Ünü Şili sınırlarını aşmıştı ve yazdığı şarkı dünyanın dört bir yanındaki büyük sanatçılar tarafından seslendiriliyordu. Jara, Santiago Stadyumu’nda tutuklanan ve hapsedilen 5,000 solcudan biriydi. Orada korkunç işkencelere maruz kalmıştı. İşkencecileri, parmaklarını kırdıktan sonra ondan gitar çalmasını ve şarkı söylemesini istedi. Jara, onlara “Venceremos” şarkısını söyledi. Başına bir kurşun sıkarak onu öldürdüler. Tarih 16 Eylül 1973’tü. Şili Yüksek Mahkemesi, Pazartesi günü, yaşları 73 ile 85 arasında değişen yedi emekli askere Jara cinayeti ile ilgili hapis cezası verdi. Aldıkları cezaları 8 ile 25 yıl arasında değişiyor. Şimdi Şilili demokratlar nihayet “Venceremos” diye haykırabilirler… 15 Temmuz 1974’te Larnaka’da yaşananları ve yarım yüzyıl boyunca haklarında raporlar, makaleler ve şiirler yazdığım kendi ölülerimi hatırladım. “Annemin hayır duasını aldım ve çırılçıplak savaşa gittim. Sordum ama bana silah vermediler ve zeytin dalları ile örtülmüş dört ölü adamla geri döndüm. Denizin kırmızıya döndüğü yerde ellerimi yıkadım utançla, gölgelerle ve kabuslarla”…

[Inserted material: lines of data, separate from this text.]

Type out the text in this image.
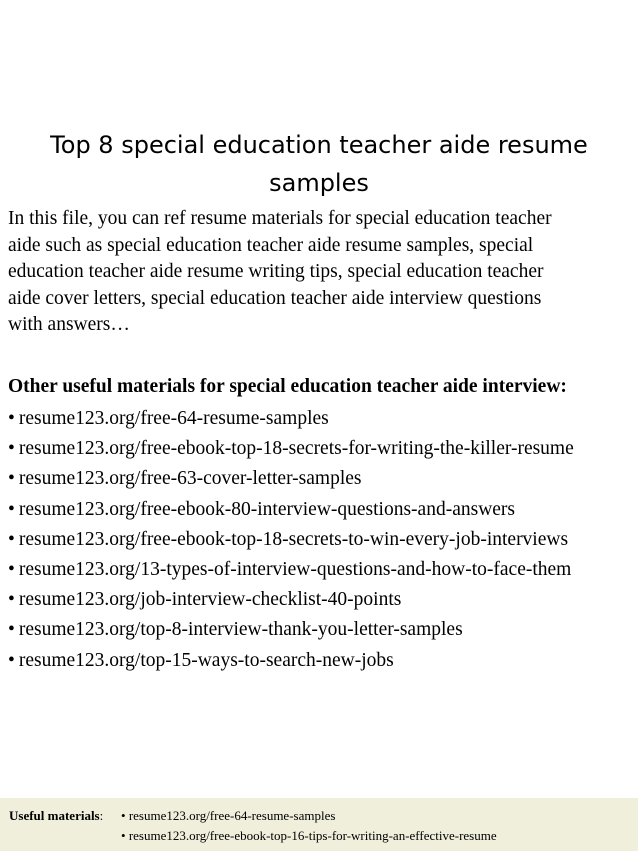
Top 8 special education teacher aide resume
samples
In this file, you can ref resume materials for special education teacher
aide such as special education teacher aide resume samples, special
education teacher aide resume writing tips, special education teacher
aide cover letters, special education teacher aide interview questions
with answers…
Other useful materials for special education teacher aide interview:
• resume123.org/free-64-resume-samples
• resume123.org/free-ebook-top-18-secrets-for-writing-the-killer-resume
• resume123.org/free-63-cover-letter-samples
• resume123.org/free-ebook-80-interview-questions-and-answers
• resume123.org/free-ebook-top-18-secrets-to-win-every-job-interviews
• resume123.org/13-types-of-interview-questions-and-how-to-face-them
• resume123.org/job-interview-checklist-40-points
• resume123.org/top-8-interview-thank-you-letter-samples
• resume123.org/top-15-ways-to-search-new-jobs
Useful materials: • resume123.org/free-64-resume-samples
• resume123.org/free-ebook-top-16-tips-for-writing-an-effective-resume
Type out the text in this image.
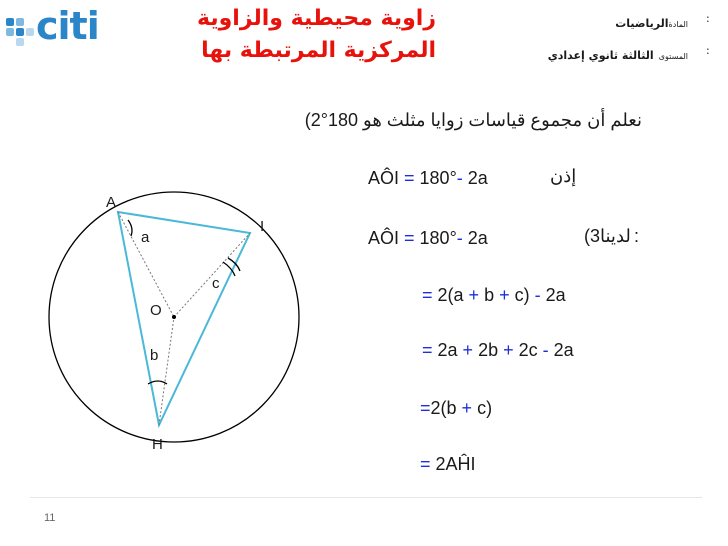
citi	زاوية محيطية والزاوية
المركزية المرتبطة بها
المادةالرياضيات	:
المستوى الثالثة ثانوي إعدادي	:
نعلم أن مجموع قياسات زوايا مثلث هو 180°2)
إذن
AÔI = 180°- 2a
لدينا3) :
AÔI = 180°- 2a
= 2(a + b + c) - 2a
= 2a + 2b + 2c - 2a
=2(b + c)
= 2AĤI
A
I
O
H
a
c
b
11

Perşembe günü, yurtdışında yaşayan arkadaşım Nikitas Hristodulakis’in bir paylaşımını gördüm, yürek parçalayan bir soru sormuştu: “Doros Loizu’nun öldürülmesinin 49 yıl ardından basit bir soru sormak istiyorum. O zaman 13 yaşındaydım, şimdi 62 yaşındayım, 49 yıl boyunca hafızamda çok iyi tuttuğum üç isim yazacağım ve bu üç ismin Vassos Lissaridis’e yönelik suikast girişimiyle ve Doros Loizu’un öldürülmesiyle ne ilgisi olduğunu soracağım,” dedi ve “şapkalarını ters takan”, o dönem Lefkoşa’da yaşayan insanların iyi tanıdığı üç ünlü isim belirtti. Bir gün önce, Çarşamba günü, meslektaşım Kostas Venizelos’un [Filelefteros gazetesinde] mükemmel bir makalesi vardı ve diğer şeylerin yanı sıra şunları söylüyordu: “Türk bombardımanından yükselen duman, Lefkoşa’nın üzerine yayılan boğucu bir bulut yarattı. Mülteciler geçici olacağına inandıkları sığınaklar arıyorlardı. Aileler kayıplarını aradı. Doros Loizu 30 Ağustos 1974’te EOKA B tarafından bu ihanet, yıkım ve işgal ortamında öldürüldü. Üç fail vardı. Hem bilinen hem de ‘bilinmeyen’. ‘Şu beyaz Mazda’ya bak, Doktor. Plaka yok. Bu EOKA B’lierin kullandıklarından bir tanesi’ dedi Doros EDEK [Sosyal Demokrasi Hareketi] lideri Vassos Lissaridis’e ve haklıydı. Kalaşnikoflar onlara doğruldu ve mermilerini arabaya boşaltmaya başladı. Lissaridis ve Doros’un eşi Barbara Loizu yaralandı, Doros öldü. Onu öldürdüler.” … Katiller hala serbestçe dolaşıyor, dosya kapanmadı ama… kapanmış gibi diye vurgu yapıyor Kostas Venizelos.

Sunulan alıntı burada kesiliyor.